For the disk you can see that there are four components in the RAID1 set where each half of the mirrored set is split into two components and there is no witness involved. The reason for the RAID0 split is in this case because the virtual machine was too large to fit onto a single disk group of a single server and therefor will be placed on multiple servers. But this behavior can also be seen when you use a policy with a stripe width of 2. But when you do the math with four components there could be a scenario where two of them would survive and therefor would be exactly 50%, which is not more than 50%.
This is however where the voting mechanism is used. When you look at the VMDK-object, in the screenshot below again taken from RVC, then you can see that the components do not all have 1 vote but one of them has 2 votes.
We can now do the math to decide when a majority of more than 50% remains. Remember that the policy is still for 1 host failure to tolerate. This placement can only be done on four servers.
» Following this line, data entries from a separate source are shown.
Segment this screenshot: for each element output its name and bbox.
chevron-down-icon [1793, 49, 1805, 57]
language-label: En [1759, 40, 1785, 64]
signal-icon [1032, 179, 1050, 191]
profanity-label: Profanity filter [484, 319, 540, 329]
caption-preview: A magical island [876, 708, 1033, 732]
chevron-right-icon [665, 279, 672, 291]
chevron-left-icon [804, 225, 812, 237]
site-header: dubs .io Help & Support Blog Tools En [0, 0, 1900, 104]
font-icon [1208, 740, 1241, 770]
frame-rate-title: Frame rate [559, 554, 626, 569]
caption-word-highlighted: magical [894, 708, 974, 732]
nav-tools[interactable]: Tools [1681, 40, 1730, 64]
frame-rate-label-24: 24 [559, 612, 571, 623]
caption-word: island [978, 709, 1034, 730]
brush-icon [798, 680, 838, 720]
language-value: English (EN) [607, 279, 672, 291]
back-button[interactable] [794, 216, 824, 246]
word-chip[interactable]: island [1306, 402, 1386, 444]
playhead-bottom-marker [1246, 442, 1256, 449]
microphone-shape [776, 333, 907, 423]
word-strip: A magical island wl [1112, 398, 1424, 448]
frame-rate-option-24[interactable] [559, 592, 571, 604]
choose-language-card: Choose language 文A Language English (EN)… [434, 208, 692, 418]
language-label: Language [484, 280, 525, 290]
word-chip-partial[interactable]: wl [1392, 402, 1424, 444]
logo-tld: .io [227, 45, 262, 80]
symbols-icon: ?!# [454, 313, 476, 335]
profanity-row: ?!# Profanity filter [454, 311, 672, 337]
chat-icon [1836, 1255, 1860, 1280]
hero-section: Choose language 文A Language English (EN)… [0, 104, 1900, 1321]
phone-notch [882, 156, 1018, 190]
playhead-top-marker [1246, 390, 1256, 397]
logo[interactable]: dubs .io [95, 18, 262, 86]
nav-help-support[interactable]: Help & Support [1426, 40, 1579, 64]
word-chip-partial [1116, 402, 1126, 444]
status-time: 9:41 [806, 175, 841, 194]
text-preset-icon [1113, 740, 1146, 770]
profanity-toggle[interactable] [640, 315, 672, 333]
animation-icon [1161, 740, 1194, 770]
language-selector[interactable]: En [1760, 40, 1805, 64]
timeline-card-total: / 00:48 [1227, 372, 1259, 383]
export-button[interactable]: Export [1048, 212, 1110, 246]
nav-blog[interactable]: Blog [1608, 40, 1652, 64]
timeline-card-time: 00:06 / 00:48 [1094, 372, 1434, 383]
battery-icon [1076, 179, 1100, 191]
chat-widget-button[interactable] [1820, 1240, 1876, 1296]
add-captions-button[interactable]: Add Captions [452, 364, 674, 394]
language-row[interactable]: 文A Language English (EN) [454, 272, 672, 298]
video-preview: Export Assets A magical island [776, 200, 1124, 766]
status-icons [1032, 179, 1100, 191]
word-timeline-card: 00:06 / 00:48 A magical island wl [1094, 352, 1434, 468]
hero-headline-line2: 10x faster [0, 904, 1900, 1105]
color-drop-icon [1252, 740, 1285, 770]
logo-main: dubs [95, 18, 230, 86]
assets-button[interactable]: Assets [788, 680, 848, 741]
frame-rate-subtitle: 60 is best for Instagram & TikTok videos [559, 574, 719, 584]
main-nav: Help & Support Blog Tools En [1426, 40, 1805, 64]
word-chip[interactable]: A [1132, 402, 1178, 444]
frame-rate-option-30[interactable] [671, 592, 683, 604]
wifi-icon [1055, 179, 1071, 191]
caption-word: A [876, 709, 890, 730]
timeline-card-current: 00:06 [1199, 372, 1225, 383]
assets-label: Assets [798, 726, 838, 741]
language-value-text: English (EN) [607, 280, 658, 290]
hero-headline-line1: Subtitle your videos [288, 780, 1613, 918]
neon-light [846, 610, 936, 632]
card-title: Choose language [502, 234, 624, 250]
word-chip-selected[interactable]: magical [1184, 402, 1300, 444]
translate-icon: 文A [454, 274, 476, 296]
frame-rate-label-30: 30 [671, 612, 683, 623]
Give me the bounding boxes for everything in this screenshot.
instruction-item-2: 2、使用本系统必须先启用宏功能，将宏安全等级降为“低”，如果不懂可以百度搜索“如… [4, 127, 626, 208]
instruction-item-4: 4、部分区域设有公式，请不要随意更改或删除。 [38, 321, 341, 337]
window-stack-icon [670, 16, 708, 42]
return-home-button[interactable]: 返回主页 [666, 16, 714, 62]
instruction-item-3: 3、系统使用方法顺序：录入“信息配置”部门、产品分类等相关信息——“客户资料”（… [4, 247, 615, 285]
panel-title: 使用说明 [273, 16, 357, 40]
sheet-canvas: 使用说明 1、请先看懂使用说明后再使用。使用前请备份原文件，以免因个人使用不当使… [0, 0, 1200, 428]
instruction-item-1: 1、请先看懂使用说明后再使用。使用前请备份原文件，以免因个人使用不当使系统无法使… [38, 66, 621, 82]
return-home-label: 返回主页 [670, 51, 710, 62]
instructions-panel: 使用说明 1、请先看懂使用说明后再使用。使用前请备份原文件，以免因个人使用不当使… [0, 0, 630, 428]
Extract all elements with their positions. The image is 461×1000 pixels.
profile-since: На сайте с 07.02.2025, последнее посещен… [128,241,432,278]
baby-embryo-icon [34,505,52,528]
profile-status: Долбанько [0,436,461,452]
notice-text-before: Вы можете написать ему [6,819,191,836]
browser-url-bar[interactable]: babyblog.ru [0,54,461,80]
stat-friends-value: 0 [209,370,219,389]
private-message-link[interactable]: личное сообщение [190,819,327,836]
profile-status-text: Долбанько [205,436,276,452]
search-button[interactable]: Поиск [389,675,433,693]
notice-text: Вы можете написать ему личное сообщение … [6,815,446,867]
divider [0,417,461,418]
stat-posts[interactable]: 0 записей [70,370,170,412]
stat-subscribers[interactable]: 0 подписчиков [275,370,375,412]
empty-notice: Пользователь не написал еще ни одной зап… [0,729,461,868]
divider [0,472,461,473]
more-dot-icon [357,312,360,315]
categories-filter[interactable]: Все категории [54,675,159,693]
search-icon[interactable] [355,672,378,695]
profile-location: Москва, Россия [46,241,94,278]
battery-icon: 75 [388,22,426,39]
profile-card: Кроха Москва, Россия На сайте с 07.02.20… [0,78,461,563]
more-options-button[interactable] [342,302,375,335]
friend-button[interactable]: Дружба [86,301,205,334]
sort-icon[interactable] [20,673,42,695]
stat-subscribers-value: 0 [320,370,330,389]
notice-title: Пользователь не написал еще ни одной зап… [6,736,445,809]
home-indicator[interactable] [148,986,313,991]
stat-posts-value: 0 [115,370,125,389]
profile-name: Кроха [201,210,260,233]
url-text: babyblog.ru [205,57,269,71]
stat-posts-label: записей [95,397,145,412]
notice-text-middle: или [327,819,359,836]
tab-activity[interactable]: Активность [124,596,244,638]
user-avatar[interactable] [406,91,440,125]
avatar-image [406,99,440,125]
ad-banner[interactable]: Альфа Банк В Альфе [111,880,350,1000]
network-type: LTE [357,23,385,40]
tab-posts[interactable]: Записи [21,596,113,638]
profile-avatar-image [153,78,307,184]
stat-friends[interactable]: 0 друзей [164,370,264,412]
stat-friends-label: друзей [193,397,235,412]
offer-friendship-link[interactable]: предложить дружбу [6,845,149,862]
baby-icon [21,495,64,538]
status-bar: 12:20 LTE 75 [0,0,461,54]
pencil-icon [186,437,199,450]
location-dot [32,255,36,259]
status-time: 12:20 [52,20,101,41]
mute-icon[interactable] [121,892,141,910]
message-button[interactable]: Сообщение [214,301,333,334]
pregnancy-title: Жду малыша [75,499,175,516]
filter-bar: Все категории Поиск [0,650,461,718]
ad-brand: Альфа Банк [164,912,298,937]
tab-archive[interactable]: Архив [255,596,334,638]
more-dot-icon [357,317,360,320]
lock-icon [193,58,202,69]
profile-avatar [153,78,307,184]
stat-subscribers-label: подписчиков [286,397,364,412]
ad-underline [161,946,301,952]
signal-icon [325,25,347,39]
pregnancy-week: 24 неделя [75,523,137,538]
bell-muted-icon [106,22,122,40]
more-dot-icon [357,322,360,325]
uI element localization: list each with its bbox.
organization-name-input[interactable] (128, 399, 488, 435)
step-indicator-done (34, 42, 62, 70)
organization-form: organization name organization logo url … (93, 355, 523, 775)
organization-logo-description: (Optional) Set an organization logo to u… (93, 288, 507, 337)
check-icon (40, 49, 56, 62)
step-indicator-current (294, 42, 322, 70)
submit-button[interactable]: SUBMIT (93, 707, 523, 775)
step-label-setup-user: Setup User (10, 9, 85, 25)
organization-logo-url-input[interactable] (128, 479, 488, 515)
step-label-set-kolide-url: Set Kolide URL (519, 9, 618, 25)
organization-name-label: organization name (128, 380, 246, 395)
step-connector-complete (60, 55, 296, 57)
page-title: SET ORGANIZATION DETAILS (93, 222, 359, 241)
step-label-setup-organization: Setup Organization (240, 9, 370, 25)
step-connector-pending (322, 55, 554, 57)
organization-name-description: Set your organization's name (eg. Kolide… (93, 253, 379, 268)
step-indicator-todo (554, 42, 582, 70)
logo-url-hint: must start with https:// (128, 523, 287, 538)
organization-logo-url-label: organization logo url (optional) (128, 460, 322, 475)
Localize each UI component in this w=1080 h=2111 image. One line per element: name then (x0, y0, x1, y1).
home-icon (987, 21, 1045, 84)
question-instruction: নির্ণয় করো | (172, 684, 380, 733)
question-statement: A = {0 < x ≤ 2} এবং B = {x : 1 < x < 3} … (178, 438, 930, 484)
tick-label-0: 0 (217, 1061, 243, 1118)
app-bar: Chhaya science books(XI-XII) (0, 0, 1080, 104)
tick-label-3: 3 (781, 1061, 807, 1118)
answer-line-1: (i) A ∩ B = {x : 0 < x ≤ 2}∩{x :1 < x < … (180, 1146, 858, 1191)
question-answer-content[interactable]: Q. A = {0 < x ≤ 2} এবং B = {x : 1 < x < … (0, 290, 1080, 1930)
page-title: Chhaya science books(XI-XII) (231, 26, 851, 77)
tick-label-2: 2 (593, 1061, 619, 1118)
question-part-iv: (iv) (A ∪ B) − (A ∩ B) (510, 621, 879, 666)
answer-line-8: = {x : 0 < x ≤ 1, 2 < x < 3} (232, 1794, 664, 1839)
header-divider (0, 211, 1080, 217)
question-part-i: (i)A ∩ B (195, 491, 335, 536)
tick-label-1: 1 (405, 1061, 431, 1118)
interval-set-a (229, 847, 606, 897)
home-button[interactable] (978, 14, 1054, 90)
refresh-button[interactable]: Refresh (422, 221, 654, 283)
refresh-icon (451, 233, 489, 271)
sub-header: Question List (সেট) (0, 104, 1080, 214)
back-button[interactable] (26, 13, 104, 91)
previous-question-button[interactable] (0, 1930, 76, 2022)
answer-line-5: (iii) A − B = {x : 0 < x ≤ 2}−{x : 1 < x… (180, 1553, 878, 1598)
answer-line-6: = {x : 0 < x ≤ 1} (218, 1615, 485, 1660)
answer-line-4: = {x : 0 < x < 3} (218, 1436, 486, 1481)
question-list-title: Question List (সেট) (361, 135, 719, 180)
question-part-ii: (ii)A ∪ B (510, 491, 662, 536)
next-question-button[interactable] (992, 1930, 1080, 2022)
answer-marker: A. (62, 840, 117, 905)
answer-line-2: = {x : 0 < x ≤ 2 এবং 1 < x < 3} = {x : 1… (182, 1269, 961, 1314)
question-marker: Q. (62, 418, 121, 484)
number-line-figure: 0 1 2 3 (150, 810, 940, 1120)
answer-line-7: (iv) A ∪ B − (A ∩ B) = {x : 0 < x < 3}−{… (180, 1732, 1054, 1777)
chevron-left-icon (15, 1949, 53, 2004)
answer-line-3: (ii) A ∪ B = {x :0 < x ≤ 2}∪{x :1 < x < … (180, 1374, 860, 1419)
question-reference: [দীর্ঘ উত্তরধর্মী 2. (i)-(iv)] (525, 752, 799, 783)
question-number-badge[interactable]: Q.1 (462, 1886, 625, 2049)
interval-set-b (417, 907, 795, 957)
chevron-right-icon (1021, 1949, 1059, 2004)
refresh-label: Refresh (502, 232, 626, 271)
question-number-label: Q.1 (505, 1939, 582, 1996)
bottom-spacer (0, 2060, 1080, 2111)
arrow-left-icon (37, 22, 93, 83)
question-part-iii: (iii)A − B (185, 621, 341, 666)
When trying to place this virtual machine in a three node cluster the CLOM-service would decide that placement is not possible and would not create the virtual machine disk object.
There is a total of five votes to be used.
sa-esxi-02 with 2 votes
sa-esxi-01 with 1 vote
sa-esxi-04 with 1 vote
sa-esxi-03 with 1 vote
So there are four hosts than can fail (one at ta time) leading to four possible scenario's:
1) Host sa-esxi-02 fails and therefor the remaining hosts will form a majority:
sa-esxi-01 (1 vote) + sa-esxi-04 (1 vote) + sa-esxi-03 (1 vote) = 3/5 is >50%
2) Host sa-esxi-01 fails and therefor the remaining hosts will form a majority:
sa-esxi-02 (2 votes) + sa-esxi-04 (1 vote) + sa-esxi-03 (1 vote) = 4/5 is >50%
3) Host sa-esxi-04 fails and therefor the remaining hosts will form a majority:
sa-esxi-02 (2 votes) + sa-esxi-01 (1 vote) + sa-esxi-03 (1 vote) = 4/5 is >50%
4) Host sa-esxi-03 fails and therefor the remaining hosts will form a majority:
sa-esxi-02 (2 votes) + sa-esxi-01 (1 vote) + sa-esxi-04 (1 vote) = 4/5 is >50%
Also in this specific placement scenario if hosts sa-esxi-03 and sa-esxi-04 fail the two remaining hosts would be able to provide access to the disk object:
5) Host sa-esxi-03 fails and therefor the remaining hosts will form a majority, but only because they form a combination of one part of the mirrored set:
sa-esxi-02 (2 votes) + sa-esxi-01 (1 vote) = 3/5 is >50%
So as you can see there is a secondary mechanism to provide a tiebreaker mechanism and you can now investigate for yourself how components are placed on your servers and how vSAN can decide if 50% remains available when a host fails.